クマの出没が続いている丹波市氷上町鴨内、 芹田神社境内の稲荷神社の社が壊されているのが1日、 見つかった。 爪跡、 足跡などが残っており、 氏子たちは、 ハチミツをなめようと、 クマが社内のニホンミツバチの巣をねらったものと見ている。
神社は同集落の北側、 民家から離れた場所にある。 午前5時に当番役の2人がお参りしたところ、 普段は閉まっている社の格子状の扉が外れ、 中が荒らされ、 クマが社の中からハチの巣を取り出す際に壊したと見られる社の木製部品が散乱していた。 社が3センチほど動いた跡があり、 クマが体重をかけた際に動いたと見られる。
社の中には、 白色をした巣の残骸とこぼれたミツが残っており、 行き場を失ったミツバチが飛び交っていた。
宮総代の芦田繁和さん (67) によると、 10年以上前から巣をしており、 薬剤を散布するなど何度も駆除に努めてきたが、 取りきれず、 巣が残ったままになっていたという。 「まさかという思い。 神さんをこういう状態で放ってはおけない。 修理する方向で考えたい」 と話している。

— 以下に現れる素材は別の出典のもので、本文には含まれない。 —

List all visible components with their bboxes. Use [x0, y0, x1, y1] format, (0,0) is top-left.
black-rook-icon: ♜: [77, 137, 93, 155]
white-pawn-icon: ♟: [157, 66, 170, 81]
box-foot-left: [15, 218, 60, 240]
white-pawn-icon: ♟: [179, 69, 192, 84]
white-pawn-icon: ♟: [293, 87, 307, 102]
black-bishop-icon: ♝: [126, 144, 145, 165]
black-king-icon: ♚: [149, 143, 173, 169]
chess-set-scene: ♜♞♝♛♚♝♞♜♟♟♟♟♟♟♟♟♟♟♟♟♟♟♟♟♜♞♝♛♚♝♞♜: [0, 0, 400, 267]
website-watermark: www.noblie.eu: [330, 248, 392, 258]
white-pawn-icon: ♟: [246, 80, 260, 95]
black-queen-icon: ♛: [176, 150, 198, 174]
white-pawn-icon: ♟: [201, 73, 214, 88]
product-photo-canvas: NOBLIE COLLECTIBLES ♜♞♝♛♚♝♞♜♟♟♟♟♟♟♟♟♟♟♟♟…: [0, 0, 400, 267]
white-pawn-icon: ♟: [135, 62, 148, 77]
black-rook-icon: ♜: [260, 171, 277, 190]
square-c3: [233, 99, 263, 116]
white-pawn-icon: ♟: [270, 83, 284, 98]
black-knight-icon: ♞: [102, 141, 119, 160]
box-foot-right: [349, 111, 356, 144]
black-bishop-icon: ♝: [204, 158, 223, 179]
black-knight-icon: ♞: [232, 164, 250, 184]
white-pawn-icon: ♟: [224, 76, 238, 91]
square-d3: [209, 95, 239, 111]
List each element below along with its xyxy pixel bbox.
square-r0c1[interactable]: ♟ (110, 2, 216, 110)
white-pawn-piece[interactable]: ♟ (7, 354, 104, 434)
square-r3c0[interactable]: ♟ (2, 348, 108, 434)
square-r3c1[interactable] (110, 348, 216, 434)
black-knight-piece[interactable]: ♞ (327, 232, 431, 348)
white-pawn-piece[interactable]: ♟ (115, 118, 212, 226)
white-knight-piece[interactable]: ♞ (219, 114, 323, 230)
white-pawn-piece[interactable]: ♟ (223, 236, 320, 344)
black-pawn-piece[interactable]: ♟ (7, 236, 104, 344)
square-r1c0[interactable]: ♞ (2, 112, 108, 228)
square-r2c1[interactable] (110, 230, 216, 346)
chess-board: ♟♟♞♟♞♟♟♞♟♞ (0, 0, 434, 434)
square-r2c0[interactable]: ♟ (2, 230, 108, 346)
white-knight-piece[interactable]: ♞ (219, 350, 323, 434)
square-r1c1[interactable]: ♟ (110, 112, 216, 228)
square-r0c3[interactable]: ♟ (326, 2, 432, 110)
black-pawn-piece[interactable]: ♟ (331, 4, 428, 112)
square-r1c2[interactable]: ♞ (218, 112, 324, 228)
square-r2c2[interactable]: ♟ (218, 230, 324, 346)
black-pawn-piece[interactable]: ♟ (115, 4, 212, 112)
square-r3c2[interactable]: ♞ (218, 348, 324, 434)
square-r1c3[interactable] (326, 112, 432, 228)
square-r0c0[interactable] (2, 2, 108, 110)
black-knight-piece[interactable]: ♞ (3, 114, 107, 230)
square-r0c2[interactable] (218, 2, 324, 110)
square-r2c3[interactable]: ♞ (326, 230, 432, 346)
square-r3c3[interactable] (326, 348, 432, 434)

11月24日に宮当番が掃除に訪れた際は無事で、 それ以降に被害に遭ったと見られる。 五台山ふもとの同集落では11月20日にクマのフンが見つかり、 21、 22の両日にはカキの木が折られ、 山際のカキが食べられていた。 カキが食べられた現場は鴨内川と県道を隔てた集落の南側。
同集落近くの香良では先月18日にクマが目撃されるなど、 以前から出没報告があるが、 鴨内では報告がなく、 住民は戸惑っている。 同集落では、 11月の山林日役を中止、 12月1日の子どもの夜警も中止。 夜のウォーキングを控えたり、 クマに出られては物騒と、 家の近くに植わっているカキをもぐ人も出ている。
県森林動物研究センター (青垣町沢野) の稲葉一明森林動物専門員によると、 篠山市や但馬、 播磨で同様の被害事例があったという。 クマの出没頻度が高い地域では、 早めにミツバチの巣を除去するよう助言しているという。
また、 甘いものは高カロリーで、 効率的に冬眠前の栄養が取れるとして、 ハチミツもカキも好物という。 「山際のカキを食べ尽くすと、 集落の中や、 庭先まで来ることもある。 集落に引きつけることになりかねないので、 不要なカキはもいだ方がいい」 と話している。